Strengths and Limitations
Strengths
- 1000+ TPS on a 1T mannequin with out customized silicon.
- Lossless decoding via rejection sampling in DFlash.
- FP4 utilized solely the place tolerance is highest, preserving high quality.
- An open checkpoint lets the group check the claims.
Limitations
- Access is gated, quick, and approval-based at launch.
- Pricing triples per token versus the usual mannequin.
- Acceptance size drops in open-ended dialog.

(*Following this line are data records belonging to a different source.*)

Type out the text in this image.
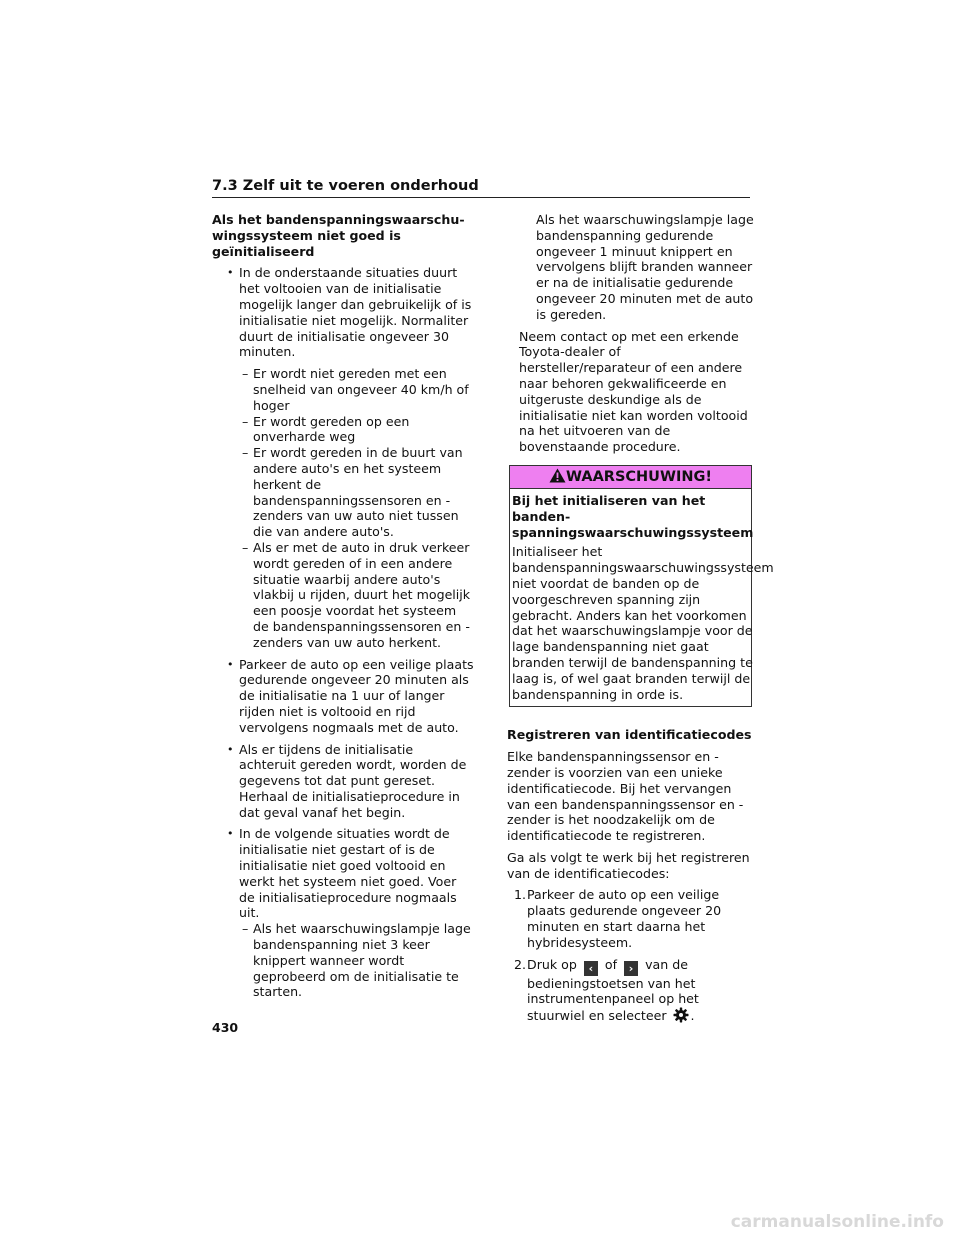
7.3 Zelf uit te voeren onderhoud
Als het bandenspanningswaarschu-
wingssysteem niet goed is
geïnitialiseerd
• In de onderstaande situaties duurt het voltooien van de initialisatie mogelijk langer dan gebruikelijk of is initialisatie niet mogelijk. Normaliter duurt de initialisatie ongeveer 30 minuten.
– Er wordt niet gereden met een snelheid van ongeveer 40 km/h of hoger
– Er wordt gereden op een onverharde weg
– Er wordt gereden in de buurt van andere auto's en het systeem herkent de bandenspanningssensoren en -zenders van uw auto niet tussen die van andere auto's.
– Als er met de auto in druk verkeer wordt gereden of in een andere situatie waarbij andere auto's vlakbij u rijden, duurt het mogelijk een poosje voordat het systeem de bandenspanningssensoren en -zenders van uw auto herkent.
• Parkeer de auto op een veilige plaats gedurende ongeveer 20 minuten als de initialisatie na 1 uur of langer rijden niet is voltooid en rijd vervolgens nogmaals met de auto.
• Als er tijdens de initialisatie achteruit gereden wordt, worden de gegevens tot dat punt gereset. Herhaal de initialisatieprocedure in dat geval vanaf het begin.
• In de volgende situaties wordt de initialisatie niet gestart of is de initialisatie niet goed voltooid en werkt het systeem niet goed. Voer de initialisatieprocedure nogmaals uit.
– Als het waarschuwingslampje lage bandenspanning niet 3 keer knippert wanneer wordt geprobeerd om de initialisatie te starten.
– Als het waarschuwingslampje lage bandenspanning gedurende ongeveer 1 minuut knippert en vervolgens blijft branden wanneer er na de initialisatie gedurende ongeveer 20 minuten met de auto is gereden.
Neem contact op met een erkende Toyota-dealer of hersteller/reparateur of een andere naar behoren gekwalificeerde en uitgeruste deskundige als de initialisatie niet kan worden voltooid na het uitvoeren van de bovenstaande procedure.
WAARSCHUWING!
Bij het initialiseren van het banden-
spanningswaarschuwingssysteem
Initialiseer het
bandenspanningswaarschuwingssysteem
niet voordat de banden op de
voorgeschreven spanning zijn
gebracht. Anders kan het voorkomen
dat het waarschuwingslampje voor de
lage bandenspanning niet gaat
branden terwijl de bandenspanning te
laag is, of wel gaat branden terwijl de
bandenspanning in orde is.
Registreren van identificatiecodes
Elke bandenspanningssensor en -zender is voorzien van een unieke identificatiecode. Bij het vervangen van een bandenspanningssensor en -zender is het noodzakelijk om de identificatiecode te registreren.
Ga als volgt te werk bij het registreren van de identificatiecodes:
1. Parkeer de auto op een veilige plaats gedurende ongeveer 20 minuten en start daarna het hybridesysteem.
2. Druk op ‹ of › van de bedieningstoetsen van het instrumentenpaneel op het stuurwiel en selecteer .
430
carmanualsonline.info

- Independent third-party pace verification isn’t but public.
Key Takeaways
- Xiaomi MiMo and TileRT decode a 1-trillion-parameter mannequin previous 1000 tokens per second on commodity GPUs.
- The speedup comes from three layers: FP4 quantization, DFlash speculative decoding, and the TileRT runtime.
- FP4 (MXFP4) is utilized solely to MoE Experts; QAT retains functionality primarily on par.
- DFlash predicts a complete masked block per ahead move, hitting 6.30 common acceptance size in coding.
- ExtremelySpeed runs on a single 8-GPU node by way of an application-based API trial, June 9–23, 2026.
Marktechpost’s Visual Explainer
MiMo-V2.5-Pro-ExtremelySpeed: 1000+ Tokens Per Second on a 1T Model
Xiaomi MiMo & TileRT — FP4 quantization, DFlash speculative decoding, and a microsecond-scale runtime.
AI analysis, fashions, and developer instruments — defined for engineers.
Check out the Model weights and Technical details. Also, be at liberty to observe us on Twitter and don’t overlook to hitch our 150k+ ML SubReddit and Subscribe to our Newsletter. Wait! are you on telegram? now you can join us on telegram as well.
Need to accomplice with us for selling your GitHub Repo OR Hugging Face Page OR Product Release OR Webinar and many others.? Connect with us
The put up Xiaomi MiMo and TileRT Push a 1-Trillion-Parameter Model Past 1000 Tokens Per Second on Commodity GPUs appeared first on MarkTechPost.